Son répondeur est saturé de messages, son agenda alourdi par les rendez-vous. Comme beaucoup d’agents de joueurs, Rudy Raba prépare depuis quelques semaines son mercato d’été. L’homme qui gère entre autres les intérêts de Kaboul, Diaby ou Armand, sait que pour être dans le coup le 9 juin, date de l’ouverture du marché des transferts, mieux vaut ne pas se réveiller trop tard. Les clubs préparent désormais leurs affaires en amont, dès le début du printemps. Une période de repérage discret avant les soldes d'été.
«C’est maintenant que ça se passe confirme Raba. Chaque club sait plus ou moins la position qu’il va occuper en championnat. On peut faire des prévisions. Des noms circulent dans tous les clubs.
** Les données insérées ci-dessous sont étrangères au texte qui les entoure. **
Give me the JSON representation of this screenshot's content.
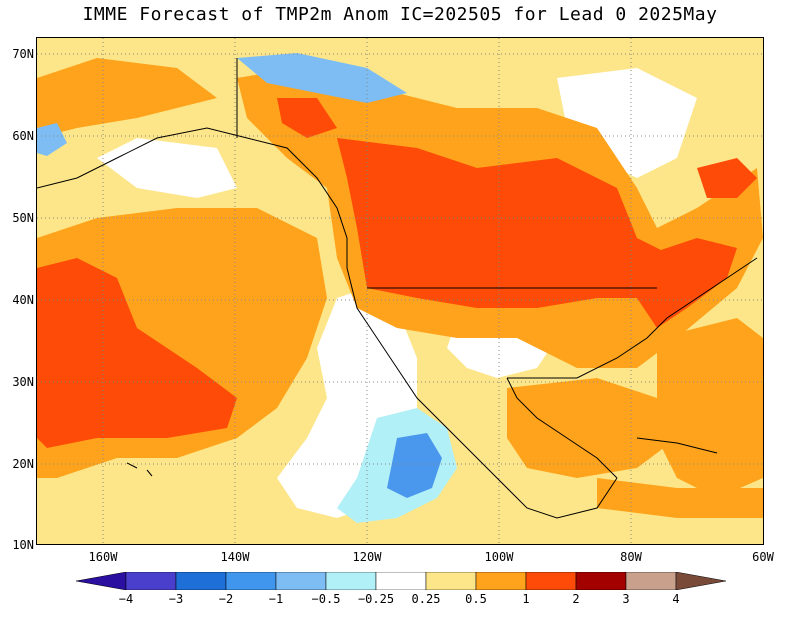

Ça s’active déjà pas mal. Si les clubs ne le font pas maintenant, ils seront pris de vitesse un peu plus tard.» Pour les joueurs aussi, qu'ils soient en fin de contrat ou désirent voir ailleurs, il n’est pas inutile de se positionner avec un peu d’avance.
Calculs et déstabilisation
Il y a dix jours,
Yoann Gourcuff ne s’est pas rendu innocemment à Lorient pour voir évoluer l’équipe de son père. Au stade du Moustoir, le meneur de jeu bordelais a croisé Alain Migliaccio, l’homme qui gère les intérêts de Zidane ou Ribéry, au moment où
son avenir proche tient en haleine toute la Ligue 1. Toujours à Bordeaux, un autre milieu de terrain, Fernando, ne fait plus mystère de ses contacts avancés avec le PSG.
Pour Frédéric Antonetti, ces rumeurs de transfert peuvent déstabiliser un groupe à l’amorce du sprint final. «Forcément, ça perturbe. Une fois qu’un joueur s’engage avec un autre club, ses performances sont moins bonnes. C’est humain. J’ai vu ça avec Ederson qui s’est engagé très tôt avec Lyon. Il n’a plus jamais été le même fois qu’il a signé. Il a fait six bons mois et puis plus rien.»
«Protéger les joueurs»
Reste que la plupart des joueurs à l’avenir incertain ont tout intérêt à soigner leurs stats à quelques semaines de l’ouverture du mercato. «Surtout que cette année, on se dirige vers un marché très calme», note Franck Belhassen, l’agent de Zoumana Camara, Mateja Kezman et Didier Zokora. «Il y aura des mouvements, bien sûr, mais on doit s’attendre à des transactions à faible prix».
Légèrement plus optimiste, Rudi Raba s’attend lui à une période toujours propices aux mouvements de joueurs, malgré la crise économique. «Les deux derniers mois sont capitaux. Dans le finish, en tant que joueur, on essaye de se valoriser. Nous, on est là pour les protéger. Cette année, ça devrait encore bouger. Un club vend, il réinvestit. C’est l’effet domino qu’on retrouve chaque été ou plus tard pendant le mercato d’hiver.» Déjà une autre fenêtre à préparer.